The team led by New York and Los Angeles–based wHY was unanimously selected as the winner of the Ross Pavilion International Design Competition, as announced today by the Ross Development Trust and the City of Edinburgh Council.
There were 125 submissions for the £25 million project to reimagine the prominent West Princes Street Gardens and the Ross Pavilion in Edinburgh, Scotland, which led to a shortlist in March comprising of seven finalists. The competition brief asked teams to design a new pavilion that will host cultural arts programming, a visitor center with a cafe, and a subtle upgrade to the surrounding landscape.

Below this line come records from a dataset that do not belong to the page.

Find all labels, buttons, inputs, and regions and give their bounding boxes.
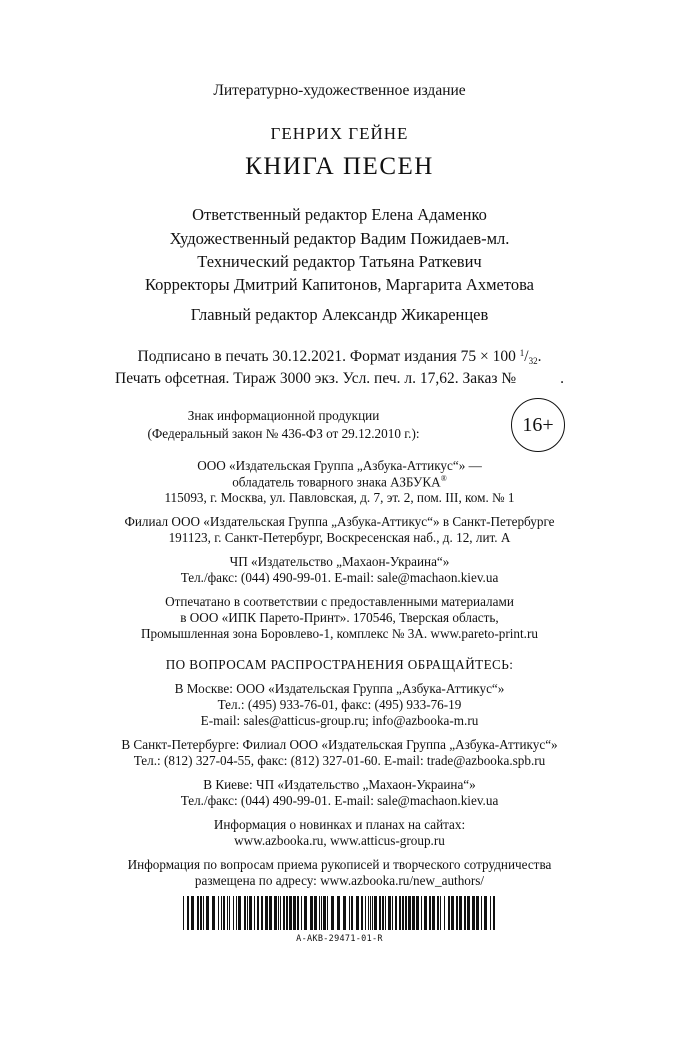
barcode-bar — [203, 896, 204, 930]
barcode-bar — [351, 896, 353, 930]
barcode-bar — [392, 896, 393, 930]
print-info-end-2: . — [560, 370, 564, 387]
credit-line: Технический редактор Татьяна Раткевич — [197, 252, 482, 271]
ukraine-line-2: Тел./факс: (044) 490-99-01. E-mail: sale@machaon.kiev.ua — [180, 570, 499, 585]
barcode-bar — [247, 896, 248, 930]
barcode-bar — [221, 896, 222, 930]
barcode-bar — [444, 896, 445, 930]
barcode-bar — [286, 896, 288, 930]
barcode-bar — [365, 896, 366, 930]
barcode-bar — [416, 896, 419, 930]
credit-line: Корректоры Дмитрий Капитонов, Маргарита Ахметова — [145, 275, 534, 294]
edition-type: Литературно-художественное издание — [213, 82, 466, 99]
barcode-bar — [337, 896, 340, 930]
printer-line-3: Промышленная зона Боровлево-1, комплекс № 3А. www.pareto-print.ru — [141, 626, 538, 641]
barcode-bar — [280, 896, 281, 930]
barcode-bar — [310, 896, 313, 930]
barcode-bar — [218, 896, 219, 930]
barcode-bar — [319, 896, 320, 930]
barcode-bar — [412, 896, 415, 930]
barcode-bar — [244, 896, 246, 930]
barcode-bar — [206, 896, 209, 930]
barcode-bar — [349, 896, 350, 930]
barcode-bar — [472, 896, 475, 930]
barcode-bar — [327, 896, 328, 930]
barcode-bar — [385, 896, 386, 930]
barcode-bar — [261, 896, 263, 930]
barcode-bar — [236, 896, 237, 930]
format-numerator: 1 — [519, 348, 525, 358]
spb-line-1: В Санкт-Петербурге: Филиал ООО «Издательская Группа „Азбука-Аттикус“» — [121, 737, 558, 752]
manuscripts-line-1: Информация по вопросам приема рукописей и творческого сотрудничества — [127, 857, 552, 872]
age-rating-badge: 16+ — [511, 398, 565, 452]
print-info-line-2 — [0, 370, 679, 388]
barcode-bar — [289, 896, 292, 930]
book-title: КНИГА ПЕСЕН — [245, 153, 434, 180]
barcode-bar — [405, 896, 407, 930]
barcode-bar — [481, 896, 482, 930]
barcode-bar — [448, 896, 450, 930]
barcode-bar — [269, 896, 272, 930]
barcode-bar — [432, 896, 435, 930]
barcode-bar — [382, 896, 384, 930]
barcode-bar — [238, 896, 241, 930]
barcode — [183, 896, 495, 930]
barcode-bar — [301, 896, 302, 930]
barcode-bar — [283, 896, 285, 930]
barcode-bar — [212, 896, 215, 930]
publisher-line-2: обладатель товарного знака АЗБУКА® — [232, 474, 447, 490]
barcode-bar — [361, 896, 363, 930]
barcode-bar — [223, 896, 225, 930]
barcode-bar — [467, 896, 470, 930]
barcode-bar — [229, 896, 230, 930]
publisher-line-1: ООО «Издательская Группа „Азбука-Аттикус“» — — [197, 458, 482, 473]
spb-line-2: Тел.: (812) 327-04-55, факс: (812) 327-01-60. E-mail: trade@azbooka.spb.ru — [133, 753, 546, 768]
barcode-bar — [399, 896, 401, 930]
credit-line: Ответственный редактор Елена Адаменко — [192, 205, 487, 224]
barcode-bar — [440, 896, 441, 930]
branch-line-1: Филиал ООО «Издательская Группа „Азбука-Аттикус“» в Санкт-Петербурге — [124, 514, 555, 529]
barcode-bar — [249, 896, 252, 930]
barcode-bar — [370, 896, 371, 930]
barcode-bar — [314, 896, 317, 930]
barcode-bar — [476, 896, 479, 930]
barcode-bar — [233, 896, 234, 930]
barcode-bar — [331, 896, 334, 930]
barcode-bar — [227, 896, 228, 930]
publisher-line-3: 115093, г. Москва, ул. Павловская, д. 7, эт. 2, пом. III, ком. № 1 — [164, 490, 515, 505]
barcode-bar — [265, 896, 268, 930]
kiev-line-2: Тел./факс: (044) 490-99-01. E-mail: sale@machaon.kiev.ua — [180, 793, 499, 808]
barcode-bar — [191, 896, 194, 930]
barcode-bar — [183, 896, 184, 930]
barcode-bar — [293, 896, 296, 930]
moscow-line-2: Тел.: (495) 933-76-01, факс: (495) 933-76-19 — [217, 697, 462, 712]
print-info-end: . — [537, 348, 542, 365]
barcode-bar — [297, 896, 299, 930]
barcode-bar — [388, 896, 391, 930]
barcode-bar — [374, 896, 377, 930]
credit-line: Художественный редактор Вадим Пожидаев-мл. — [169, 229, 510, 248]
barcode-bar — [395, 896, 397, 930]
barcode-bar — [456, 896, 458, 930]
barcode-code: А-АКВ-29471-01-R — [296, 934, 383, 944]
manuscripts-line-2: размещена по адресу: www.azbooka.ru/new_authors/ — [194, 873, 485, 888]
print-info-line-1: Подписано в печать 30.12.2021. Формат издания 75 × 100 $^1/_{32}$. — [137, 348, 542, 366]
print-info-text-2: Печать офсетная. Тираж 3000 экз. Усл. печ. л. 17,62. Заказ № — [115, 370, 517, 387]
age-rating-label-2: (Федеральный закон № 436-ФЗ от 29.12.2010 г.): — [147, 426, 420, 441]
barcode-bar — [490, 896, 491, 930]
barcode-bar — [429, 896, 431, 930]
print-info-text: Подписано в печать 30.12.2021. Формат издания 75 × 100 — [137, 348, 516, 365]
barcode-bar — [424, 896, 427, 930]
registered-mark: ® — [440, 474, 447, 483]
printer-line-1: Отпечатано в соответствии с предоставленными материалами — [165, 594, 514, 609]
barcode-bar — [187, 896, 189, 930]
barcode-bar — [343, 896, 346, 930]
barcode-bar — [304, 896, 307, 930]
barcode-bar — [372, 896, 373, 930]
barcode-bar — [200, 896, 202, 930]
barcode-bar — [459, 896, 462, 930]
printer-line-2: в ООО «ИПК Парето-Принт». 170546, Тверская область, — [180, 610, 499, 625]
kiev-line-1: В Киеве: ЧП «Издательство „Махаон-Украина“» — [203, 777, 476, 792]
moscow-line-3: E-mail: sales@atticus-group.ru; info@azbooka-m.ru — [200, 713, 479, 728]
ukraine-line-1: ЧП «Издательство „Махаон-Украина“» — [229, 554, 450, 569]
distribution-heading: ПО ВОПРОСАМ РАСПРОСТРАНЕНИЯ ОБРАЩАЙТЕСЬ: — [165, 657, 514, 672]
format-denominator: 32 — [528, 356, 538, 366]
barcode-bar — [368, 896, 369, 930]
info-line-1: Информация о новинках и планах на сайтах: — [213, 817, 466, 832]
book-author: ГЕНРИХ ГЕЙНЕ — [270, 124, 409, 143]
barcode-bar — [356, 896, 359, 930]
barcode-bar — [437, 896, 439, 930]
barcode-bar — [254, 896, 255, 930]
barcode-bar — [197, 896, 199, 930]
info-line-2: www.azbooka.ru, www.atticus-group.ru — [234, 833, 445, 848]
barcode-bar — [278, 896, 279, 930]
barcode-bar — [464, 896, 466, 930]
barcode-bar — [421, 896, 422, 930]
moscow-line-1: В Москве: ООО «Издательская Группа „Азбука-Аттикус“» — [174, 681, 505, 696]
barcode-bar — [408, 896, 411, 930]
barcode-bar — [274, 896, 277, 930]
branch-line-2: 191123, г. Санкт-Петербург, Воскресенская наб., д. 12, лит. А — [168, 530, 511, 545]
barcode-bar — [323, 896, 326, 930]
barcode-bar — [451, 896, 454, 930]
barcode-bar — [402, 896, 404, 930]
barcode-bar — [321, 896, 322, 930]
chief-editor: Главный редактор Александр Жикаренцев — [190, 305, 489, 324]
barcode-bar — [484, 896, 487, 930]
barcode-bar — [379, 896, 381, 930]
age-rating-label-1: Знак информационной продукции — [187, 408, 380, 423]
barcode-bar — [257, 896, 259, 930]
barcode-bar — [493, 896, 495, 930]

Jurors found that wHY’s proposal was simultaneously exciting while respectful of the historic setting. wHY’s team also included Edinburgh-based design studio GRAS, Groves-Raines Architects, Arup, Studio Yann Kersalé, O Street, Stuco, Creative Concern, Noel Kingsbury, Atelier Ten, and Lawrence Barth.
wHY’s proposal takes influence from a butterfly’s symmetry, organic form, and its connection between nature and humankind. The ‘butterfly’ Pavilion folds into the landscape, allowing the historic Edinburgh Castle to be the main focal point. There is also an undulating promenade with sculptural seating embedded into the earth. When all combined, the proposal emphasizes “human scale with moments of drama … activating four layers of meaning within the Gardens: botanical, civic, commemorative and cultural,” according to the architects.
“Their proposal is a landscape scheme that is really more like an energy-field: using animation and drama as well as open vistas, they transform the Gardens and create an experience that is much freer and organic,” stated Malcolm Reading, the competition director, in the press release.
The other finalists were led by Adjaye Associates, Bjarke Ingels Group (BIG), Flanagan Lawrence, Page \ Park Architects, West 8 Landscape Architects and BuroHappold Engineering, William Matthews Associates and Sou Fujimoto Architects, and Reiulf Ramstad Arkitekter.
Construction is planned to start in 2018.